Apache Tomcat (at least before Tomcat 6 see footnote) treats a percent-encoded slash (%2F) in a URI path just like a regular slash (i.e. as a path delimiter).
So e.g. the servlets example page of Tomcat can be accessed at
http://localhost:8080/examples/servlets/
and athttp://localhost:8080/examples%2Fservlets/
This does not make sense to me. The whole point of percent-encoding a reserved character like "/" is to avoid it being treated as a reserved character (in this case a path delimiter). In addition to this, this behaviour is (one) cause of the vulnerability CVE-2007-0450. However, I assume there must have been a reason for this.
Is there any technical reason why Tomcat treats (ok, used to treat) %2F as a path delimiter?
Is there some situation where this behaviour is helpful?
Footnote: I realize that due to CVE-2007-0450 Tomcat's default behaviour was changed to reject percent-encoded slashes in the path. However, if this check is disabled (ALLOW_ENCODED_SLASH), the old behavior remains.

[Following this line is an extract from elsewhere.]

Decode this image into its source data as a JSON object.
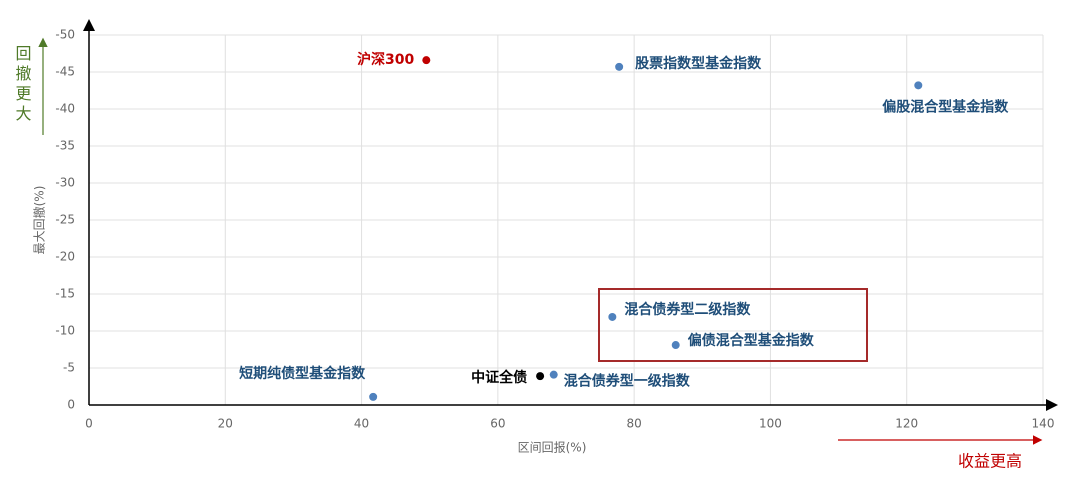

It was related to when Tomcat was behind an httpd reverse proxy. In some circumstances the URI was partially encoded so the %2F handling was necessary to undo that encoding.
It create a number of security issues which were fixed around the same time CVE-2007-0450 was fixed. For background, look at the ForwardURIxxx options in the mod_jk docs: http://tomcat.apache.org/connectors-doc/reference/apache.html That covers a few cases where you still might want this feature (but because of the possible security issues I'd avoid it if at all possible).
The default behaviour is now httpd to pass the URI to Tomcat unchanged and for Tomcat to treated encoded characters as exactly that.